Why Good Companies Go Bad (And How to Stop It)

| Business & Entrepreneurship | May 22, 2026 | 22 Thousand views | 50:05

TL;DR

Eric Ries exposes how standard corporate governance systematically destroys founder value, arguing that 'shareholder primacy' rules and expiring voting controls inevitably lead to mission drift, while offering frameworks for building enduring mission-controlled companies.

🎯 The Success Trap 2 insights

Success attracts extraction, not safety

Ries argues that contrary to popular belief, success makes companies vulnerable targets rather than secure fortresses, as declining stock holding periods and executive tenures create temporary organizations led by temporary managers.

The professor's incorporation error

An AI-bioscience founder discovered his standard Delaware C-Corp charter legally required him to sell to the highest bidder—even 'the most evil company'—betraying the trust his team placed in his mission-based promises.

⚖️ Broken Governance 2 insights

Shareholder primacy is recent and destructive

The mandate to maximize shareholder value emerged in the 1980s, not from Adam Smith, and transforms living companies into extractive financial instruments that destroy the trust enabling their success.

Firing founders destroys long-term value

When Polaroid fired founder Edwin Land the company never invented again; similarly, Jeff Lawson was ousted from Twilio just 199 days after his super-voting shares expired despite growing revenue to $4B, proving short-term activists destroy what founders build.

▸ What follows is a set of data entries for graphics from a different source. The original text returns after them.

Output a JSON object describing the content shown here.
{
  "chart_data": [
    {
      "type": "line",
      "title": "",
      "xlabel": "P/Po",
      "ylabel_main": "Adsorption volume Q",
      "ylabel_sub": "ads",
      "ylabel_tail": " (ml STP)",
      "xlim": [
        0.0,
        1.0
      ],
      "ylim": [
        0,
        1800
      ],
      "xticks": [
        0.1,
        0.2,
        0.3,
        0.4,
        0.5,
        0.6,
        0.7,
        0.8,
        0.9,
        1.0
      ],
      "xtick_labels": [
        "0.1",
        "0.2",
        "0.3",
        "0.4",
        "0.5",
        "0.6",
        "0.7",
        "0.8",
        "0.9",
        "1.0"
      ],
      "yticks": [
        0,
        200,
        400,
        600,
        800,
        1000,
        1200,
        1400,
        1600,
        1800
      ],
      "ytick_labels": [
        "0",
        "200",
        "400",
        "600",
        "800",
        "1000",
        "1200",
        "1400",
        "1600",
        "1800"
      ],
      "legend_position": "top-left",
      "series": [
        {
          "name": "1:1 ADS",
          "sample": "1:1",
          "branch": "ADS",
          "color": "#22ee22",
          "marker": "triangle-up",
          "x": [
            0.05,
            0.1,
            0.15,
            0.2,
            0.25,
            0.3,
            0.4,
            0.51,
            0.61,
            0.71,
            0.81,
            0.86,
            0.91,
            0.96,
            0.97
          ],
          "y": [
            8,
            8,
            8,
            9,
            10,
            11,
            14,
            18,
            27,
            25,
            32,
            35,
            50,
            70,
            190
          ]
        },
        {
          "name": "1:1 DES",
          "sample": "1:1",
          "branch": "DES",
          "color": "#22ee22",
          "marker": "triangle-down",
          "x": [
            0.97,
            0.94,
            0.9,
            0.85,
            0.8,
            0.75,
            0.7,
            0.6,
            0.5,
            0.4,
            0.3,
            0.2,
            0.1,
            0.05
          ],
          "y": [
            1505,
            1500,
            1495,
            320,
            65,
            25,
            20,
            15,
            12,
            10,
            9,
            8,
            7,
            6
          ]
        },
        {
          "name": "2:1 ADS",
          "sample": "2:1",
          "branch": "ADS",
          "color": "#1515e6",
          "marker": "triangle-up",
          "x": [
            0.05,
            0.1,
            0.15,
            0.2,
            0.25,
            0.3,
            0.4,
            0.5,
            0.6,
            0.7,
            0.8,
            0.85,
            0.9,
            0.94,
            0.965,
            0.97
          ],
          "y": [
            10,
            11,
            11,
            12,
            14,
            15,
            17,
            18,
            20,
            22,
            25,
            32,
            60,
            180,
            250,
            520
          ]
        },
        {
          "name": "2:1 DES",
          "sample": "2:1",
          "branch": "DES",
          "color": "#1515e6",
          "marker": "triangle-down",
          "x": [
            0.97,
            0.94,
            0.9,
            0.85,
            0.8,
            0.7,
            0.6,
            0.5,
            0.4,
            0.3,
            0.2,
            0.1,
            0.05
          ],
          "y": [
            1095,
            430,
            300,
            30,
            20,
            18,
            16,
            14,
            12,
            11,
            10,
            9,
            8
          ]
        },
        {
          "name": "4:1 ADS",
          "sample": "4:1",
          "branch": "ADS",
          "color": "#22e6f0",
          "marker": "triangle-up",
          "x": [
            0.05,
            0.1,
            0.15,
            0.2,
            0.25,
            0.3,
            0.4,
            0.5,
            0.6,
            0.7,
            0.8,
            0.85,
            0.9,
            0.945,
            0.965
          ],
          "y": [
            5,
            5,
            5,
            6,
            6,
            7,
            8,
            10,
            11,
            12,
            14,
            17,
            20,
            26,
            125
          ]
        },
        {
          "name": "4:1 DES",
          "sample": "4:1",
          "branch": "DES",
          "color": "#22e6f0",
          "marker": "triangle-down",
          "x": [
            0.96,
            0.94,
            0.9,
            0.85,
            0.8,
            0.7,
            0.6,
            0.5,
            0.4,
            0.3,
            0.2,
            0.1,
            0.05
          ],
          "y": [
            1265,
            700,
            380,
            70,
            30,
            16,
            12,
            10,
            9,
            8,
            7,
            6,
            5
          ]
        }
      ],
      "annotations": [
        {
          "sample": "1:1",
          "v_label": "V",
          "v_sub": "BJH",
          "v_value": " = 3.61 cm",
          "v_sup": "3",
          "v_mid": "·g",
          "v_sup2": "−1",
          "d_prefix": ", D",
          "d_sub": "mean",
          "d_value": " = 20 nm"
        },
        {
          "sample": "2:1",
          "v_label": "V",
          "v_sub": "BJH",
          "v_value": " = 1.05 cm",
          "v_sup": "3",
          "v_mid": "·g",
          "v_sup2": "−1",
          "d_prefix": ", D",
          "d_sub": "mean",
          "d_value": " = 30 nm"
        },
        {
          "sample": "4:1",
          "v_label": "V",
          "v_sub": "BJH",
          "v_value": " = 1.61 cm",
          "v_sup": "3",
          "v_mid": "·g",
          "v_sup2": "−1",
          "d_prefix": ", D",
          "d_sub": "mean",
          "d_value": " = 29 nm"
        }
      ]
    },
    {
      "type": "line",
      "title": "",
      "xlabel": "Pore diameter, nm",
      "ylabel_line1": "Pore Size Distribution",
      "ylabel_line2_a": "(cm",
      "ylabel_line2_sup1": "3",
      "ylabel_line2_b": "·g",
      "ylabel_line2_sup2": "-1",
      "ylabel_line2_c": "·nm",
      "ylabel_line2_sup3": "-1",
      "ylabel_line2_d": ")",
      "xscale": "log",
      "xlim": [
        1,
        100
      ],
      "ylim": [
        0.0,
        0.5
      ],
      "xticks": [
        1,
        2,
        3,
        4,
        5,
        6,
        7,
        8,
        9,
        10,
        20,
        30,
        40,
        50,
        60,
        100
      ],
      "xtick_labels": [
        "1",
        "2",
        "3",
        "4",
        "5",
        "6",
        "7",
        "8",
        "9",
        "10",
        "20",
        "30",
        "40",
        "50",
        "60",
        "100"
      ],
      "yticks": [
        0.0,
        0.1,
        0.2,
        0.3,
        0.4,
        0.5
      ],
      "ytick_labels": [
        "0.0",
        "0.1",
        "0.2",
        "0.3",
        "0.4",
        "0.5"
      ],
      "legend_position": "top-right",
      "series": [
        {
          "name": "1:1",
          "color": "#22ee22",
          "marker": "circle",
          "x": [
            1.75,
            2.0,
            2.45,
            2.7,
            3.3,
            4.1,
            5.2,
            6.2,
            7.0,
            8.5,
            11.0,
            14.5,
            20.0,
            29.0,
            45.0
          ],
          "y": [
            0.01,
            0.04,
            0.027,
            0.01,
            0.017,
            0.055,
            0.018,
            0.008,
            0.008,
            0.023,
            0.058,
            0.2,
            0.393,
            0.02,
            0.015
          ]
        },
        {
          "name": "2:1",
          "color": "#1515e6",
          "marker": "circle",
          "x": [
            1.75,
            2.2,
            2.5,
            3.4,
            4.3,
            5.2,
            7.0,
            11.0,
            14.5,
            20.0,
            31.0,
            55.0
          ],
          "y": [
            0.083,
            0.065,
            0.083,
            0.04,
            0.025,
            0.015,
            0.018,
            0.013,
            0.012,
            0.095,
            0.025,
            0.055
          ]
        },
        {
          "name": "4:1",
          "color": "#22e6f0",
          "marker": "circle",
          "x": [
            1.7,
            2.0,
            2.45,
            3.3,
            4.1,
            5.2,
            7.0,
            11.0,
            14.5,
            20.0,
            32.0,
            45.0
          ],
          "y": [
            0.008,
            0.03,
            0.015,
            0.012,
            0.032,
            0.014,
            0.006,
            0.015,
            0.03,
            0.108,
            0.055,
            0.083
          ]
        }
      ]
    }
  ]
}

🛡️ Mission-Controlled Alternatives 2 insights

Fiduciary hierarchy creates sustainable value

Following retail pioneer Saul Price's model—customers first, employees second, shareholders third—ensures shareholder returns remain the exhaust of a well-run engine rather than its fuel.

Structural choices are irreversible

Founders must reject standard bylaws early, as documents requiring shareholder primacy and voting control sunsets legally mandate value extraction over mission preservation, becoming impossible to change once investors gain control.

Bottom Line

Reject standard Delaware C-Corp templates and sunset clauses on voting control, instead legally encoding customer and employee priority over short-term shareholder extraction to build companies that endure for centuries rather than quarters.